Electric vehicle registrations fell 41% after Congress repealed the federal EV tax credit last year, a sharp downturn that signals a meaningful setback for the industry’s electrification plans. The decline has forced carmakers and analysts to rethink timelines and investments in battery electric vehicles.
Honda said it will discontinue the Prologue EV and cancel three planned U.S.-built electric models, cut production in half, and reduce its expected EV sales to just 17,900 units. The company pointed to weak consumer demand, tariff pressures, and profitability challenges as reasons for the pivot, and said it will shift greater emphasis back to hybrid powertrains.
Those cancellations add nearly $16 billion to the mounting costs associated with the industry’s EV retreat.

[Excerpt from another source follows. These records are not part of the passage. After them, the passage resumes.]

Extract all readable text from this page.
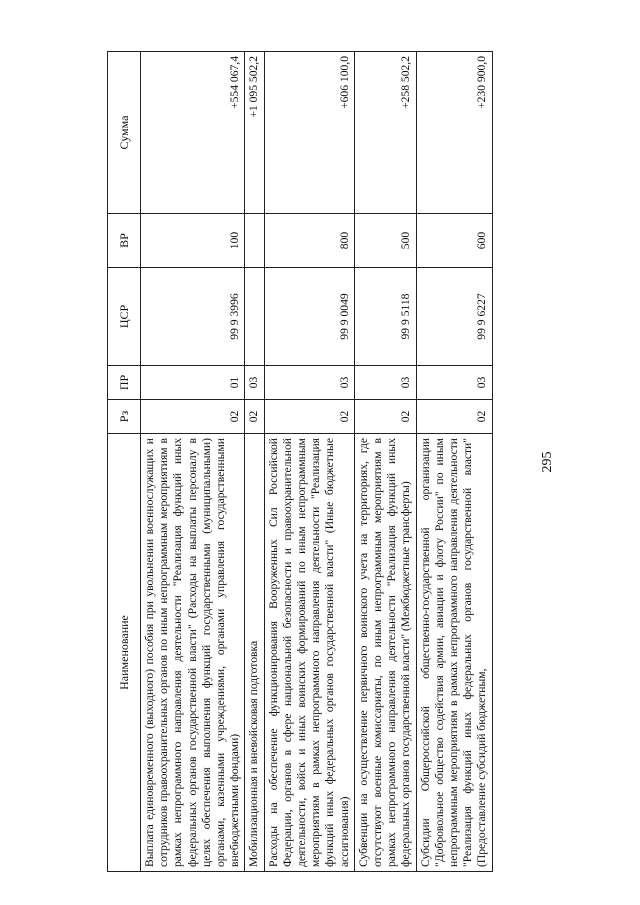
Наименование	Рз	ПР	ЦСР	ВР	Сумма
Выплата единовременного (выходного) пособия при увольнении военнослужащих и сотрудников правоохранительных органов по иным непрограммным мероприятиям в рамках непрограммного направления деятельности "Реализация функций иных федеральных органов государственной власти" (Расходы на выплаты персоналу в целях обеспечения выполнения функций государственными (муниципальными) органами, казенными учреждениями, органами управления государственными внебюджетными фондами)	02	01	99 9 3996	100	+554 067,4
Мобилизационная и вневойсковая подготовка	02	03			+1 095 502,2
Расходы на обеспечение функционирования Вооруженных Сил Российской Федерации, органов в сфере национальной безопасности и правоохранительной деятельности, войск и иных воинских формирований по иным непрограммным мероприятиям в рамках непрограммного направления деятельности "Реализация функций иных федеральных органов государственной власти" (Иные бюджетные ассигнования)	02	03	99 9 0049	800	+606 100,0
Субвенции на осуществление первичного воинского учета на территориях, где отсутствуют военные комиссариаты, по иным непрограммным мероприятиям в рамках непрограммного направления деятельности "Реализация функций иных федеральных органов государственной власти" (Межбюджетные трансферты)	02	03	99 9 5118	500	+258 502,2
Субсидии Общероссийской общественно-государственной организации "Добровольное общество содействия армии, авиации и флоту России" по иным непрограммным мероприятиям в рамках непрограммного направления деятельности "Реализация функций иных федеральных органов государственной власти" (Предоставление субсидий бюджетным,	02	03	99 9 6227	600	+230 900,0
295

When combined with write-downs already recorded by General Motors, Ford, and Stellantis, the total package of restructuring and impairment charges stands at roughly $70 billion as automakers reassess their electrification strategies.
S&P Global Mobility analyst Tom Libby described the situation as a market “reset,” saying the sector faces a slow climb back to growth. His assessment reflects a broader recalibration as manufacturers trim EV targets and reallocate resources toward more immediately profitable products.
The recent moves mark a stark reversal from the aggressive expansion plans many brands announced months earlier. Reduced consumer demand and broader economic headwinds have forced automakers to pause or scale back previously ambitious rollouts.
Honda’s decision to double down on hybrids while delaying or canceling some EV projects will reshape near-term production planning and investment priorities. The company and its rivals are now balancing long-term electrification goals with the immediate need to protect margins and shareholder value.